AMS-SSDVZ5 RAID Failure

Downtime

AMS-SSDVZ5 RAID Failure

Dec 27 at 08:30am GMT

Affected services

Amsterdam (NL)

Resolved
Dec 29 at 10:29pm GMT

We continue to process all requests same day and have had positive feedback from clients who've been able to recover from the backups we provided.

Please ensure all requests are made by 7th Jan 2022. After that we will destroy all data held from the previous node.

Updated
Dec 29 at 12:02am GMT

We have been working all evening ensuring clients get a copy of the available data quickly and have completed 95%+ of the requests that came through. Some clients have posted positive feedback on state of the copy and were able to recover important data.

Updated
Dec 28 at 05:11pm GMT

Unfortunately, the restore attempts have been unsuccessful for your affected VPS(s) on the AMS-SSDVZ-5 node.

What you should do now:
- We have set up a new node and you may reinstall with a new OS from the control panel now, your VM will show offline in the client area and you must reinstall. Attempting to boot will not work.

Partial (corrupt) data is available:
- The data we were able to retrieve is partially corrupted and so VMs are not successfully booting, our test VMs from the node have partial data and we believe most (but not all) clients could possibly retrieve some data that we were able to copy over. To request a copy of this (if we have it available), please open a ticket. Please be patient as we go through the requests as we will need to mount & compress the VM HDDs.

It is very rare and unfortunate that this has occured and we have not previously had such fatal failure ever.
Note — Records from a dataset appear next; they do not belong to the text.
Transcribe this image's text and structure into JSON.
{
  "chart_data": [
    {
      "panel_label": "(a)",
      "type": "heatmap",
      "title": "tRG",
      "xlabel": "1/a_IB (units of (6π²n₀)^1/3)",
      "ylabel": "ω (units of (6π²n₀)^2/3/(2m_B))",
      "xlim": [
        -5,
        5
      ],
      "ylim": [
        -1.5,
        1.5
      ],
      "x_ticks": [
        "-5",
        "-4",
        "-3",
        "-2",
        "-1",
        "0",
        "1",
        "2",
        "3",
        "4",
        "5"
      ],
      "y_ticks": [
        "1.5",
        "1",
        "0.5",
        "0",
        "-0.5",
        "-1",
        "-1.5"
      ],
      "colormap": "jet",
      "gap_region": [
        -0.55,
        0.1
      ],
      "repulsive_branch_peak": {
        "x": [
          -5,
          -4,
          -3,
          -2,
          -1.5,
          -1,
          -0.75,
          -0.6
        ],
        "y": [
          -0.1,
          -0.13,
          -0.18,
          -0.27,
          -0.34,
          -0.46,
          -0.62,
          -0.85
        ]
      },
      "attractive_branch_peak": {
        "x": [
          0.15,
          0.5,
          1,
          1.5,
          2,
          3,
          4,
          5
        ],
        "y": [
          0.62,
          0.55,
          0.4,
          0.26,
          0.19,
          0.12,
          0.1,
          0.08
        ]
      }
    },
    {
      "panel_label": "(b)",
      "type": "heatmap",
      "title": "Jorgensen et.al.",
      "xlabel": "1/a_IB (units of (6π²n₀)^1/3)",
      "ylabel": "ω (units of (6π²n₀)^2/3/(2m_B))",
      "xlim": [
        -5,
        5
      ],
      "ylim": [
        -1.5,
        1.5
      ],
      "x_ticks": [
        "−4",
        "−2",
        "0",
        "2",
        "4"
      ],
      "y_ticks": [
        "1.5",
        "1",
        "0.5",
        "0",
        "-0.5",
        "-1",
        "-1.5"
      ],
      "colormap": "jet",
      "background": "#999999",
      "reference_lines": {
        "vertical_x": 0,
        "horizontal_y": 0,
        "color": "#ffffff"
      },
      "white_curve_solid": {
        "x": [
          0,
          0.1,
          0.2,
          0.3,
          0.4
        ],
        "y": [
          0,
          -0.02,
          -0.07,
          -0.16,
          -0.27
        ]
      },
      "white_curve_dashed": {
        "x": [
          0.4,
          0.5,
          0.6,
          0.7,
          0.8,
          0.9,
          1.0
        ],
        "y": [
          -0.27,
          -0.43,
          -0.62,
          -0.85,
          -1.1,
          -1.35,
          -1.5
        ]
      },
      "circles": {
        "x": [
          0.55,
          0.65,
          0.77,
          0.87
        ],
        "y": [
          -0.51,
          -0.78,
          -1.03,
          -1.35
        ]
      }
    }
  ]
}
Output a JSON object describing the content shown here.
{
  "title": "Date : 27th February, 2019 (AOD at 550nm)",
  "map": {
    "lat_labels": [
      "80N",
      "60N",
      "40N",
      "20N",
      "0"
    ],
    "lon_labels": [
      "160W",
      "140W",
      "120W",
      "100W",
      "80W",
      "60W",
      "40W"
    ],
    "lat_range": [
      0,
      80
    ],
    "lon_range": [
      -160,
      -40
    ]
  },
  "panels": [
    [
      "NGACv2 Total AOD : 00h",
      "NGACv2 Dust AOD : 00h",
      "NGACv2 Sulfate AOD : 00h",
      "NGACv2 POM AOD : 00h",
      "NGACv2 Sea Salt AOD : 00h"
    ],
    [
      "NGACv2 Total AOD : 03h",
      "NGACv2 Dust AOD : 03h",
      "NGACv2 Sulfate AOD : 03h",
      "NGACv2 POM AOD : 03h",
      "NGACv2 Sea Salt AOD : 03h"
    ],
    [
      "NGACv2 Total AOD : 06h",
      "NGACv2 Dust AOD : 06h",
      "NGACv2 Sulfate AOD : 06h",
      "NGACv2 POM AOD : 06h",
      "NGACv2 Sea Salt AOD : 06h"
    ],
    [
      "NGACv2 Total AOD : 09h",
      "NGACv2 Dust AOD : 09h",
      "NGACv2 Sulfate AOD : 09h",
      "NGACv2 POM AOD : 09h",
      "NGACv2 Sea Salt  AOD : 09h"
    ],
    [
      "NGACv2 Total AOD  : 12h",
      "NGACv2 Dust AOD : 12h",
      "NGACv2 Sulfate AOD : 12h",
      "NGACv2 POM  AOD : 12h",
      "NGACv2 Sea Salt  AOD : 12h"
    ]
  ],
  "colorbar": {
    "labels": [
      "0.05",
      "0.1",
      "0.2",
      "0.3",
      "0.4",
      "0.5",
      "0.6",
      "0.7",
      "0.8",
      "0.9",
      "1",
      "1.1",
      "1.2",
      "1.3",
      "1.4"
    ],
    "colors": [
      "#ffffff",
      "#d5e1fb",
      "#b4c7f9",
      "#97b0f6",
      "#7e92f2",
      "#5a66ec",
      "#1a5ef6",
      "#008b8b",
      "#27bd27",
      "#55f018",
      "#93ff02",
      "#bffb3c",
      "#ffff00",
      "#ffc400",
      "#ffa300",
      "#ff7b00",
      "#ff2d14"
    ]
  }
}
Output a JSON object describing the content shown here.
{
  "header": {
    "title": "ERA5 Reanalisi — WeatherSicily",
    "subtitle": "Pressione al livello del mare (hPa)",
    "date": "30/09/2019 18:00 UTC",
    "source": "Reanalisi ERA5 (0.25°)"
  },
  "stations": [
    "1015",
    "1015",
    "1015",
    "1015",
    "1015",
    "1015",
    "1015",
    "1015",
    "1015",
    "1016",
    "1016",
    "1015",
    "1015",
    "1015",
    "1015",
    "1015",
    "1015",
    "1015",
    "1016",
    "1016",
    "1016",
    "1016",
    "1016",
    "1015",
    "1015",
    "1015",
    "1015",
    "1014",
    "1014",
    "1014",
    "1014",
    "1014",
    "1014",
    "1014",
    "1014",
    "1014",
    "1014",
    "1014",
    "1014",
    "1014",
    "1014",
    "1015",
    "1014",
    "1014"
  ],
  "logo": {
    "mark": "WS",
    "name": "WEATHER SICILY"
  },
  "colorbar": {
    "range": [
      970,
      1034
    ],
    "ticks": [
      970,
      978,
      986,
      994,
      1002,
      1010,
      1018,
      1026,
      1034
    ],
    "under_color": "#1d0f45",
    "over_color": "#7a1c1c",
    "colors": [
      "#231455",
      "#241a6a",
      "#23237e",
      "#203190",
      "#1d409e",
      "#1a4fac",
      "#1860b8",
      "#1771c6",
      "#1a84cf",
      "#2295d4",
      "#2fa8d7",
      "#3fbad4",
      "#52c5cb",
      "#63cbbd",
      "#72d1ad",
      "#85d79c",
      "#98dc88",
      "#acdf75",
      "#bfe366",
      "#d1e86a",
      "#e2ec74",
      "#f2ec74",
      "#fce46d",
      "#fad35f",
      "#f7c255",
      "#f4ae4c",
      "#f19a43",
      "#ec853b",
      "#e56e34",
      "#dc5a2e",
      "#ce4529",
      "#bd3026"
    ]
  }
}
This is a friendly reminder that you must retain your own backups at all times, if you are hosting critical data it is well advised to have multiple off site recovery points. Majority of the clients on this node have been with us for several years and we have emailed on numerous occasions (eg. OpenVZ. 6>7 and HDD>SSD migrations) that you must retain your own and that we do not take backups.

We thank you for being patient and apologise sincerely for the inconvenience this may have caused.

Updated
Dec 28 at 03:59pm GMT

We have began migrating data we recovered yesterday to the new node, we will then attempt to restart the VMs.

Updated
Dec 28 at 02:42pm GMT

The failed drives have been replaced and we are now reinstalling the node.

Updated
Dec 27 at 09:14pm GMT

We have been able to access some data and recover approx. 2TB. We are unsure of the state of the ploop hdd of your VM until we begin restoring tomorrow evening.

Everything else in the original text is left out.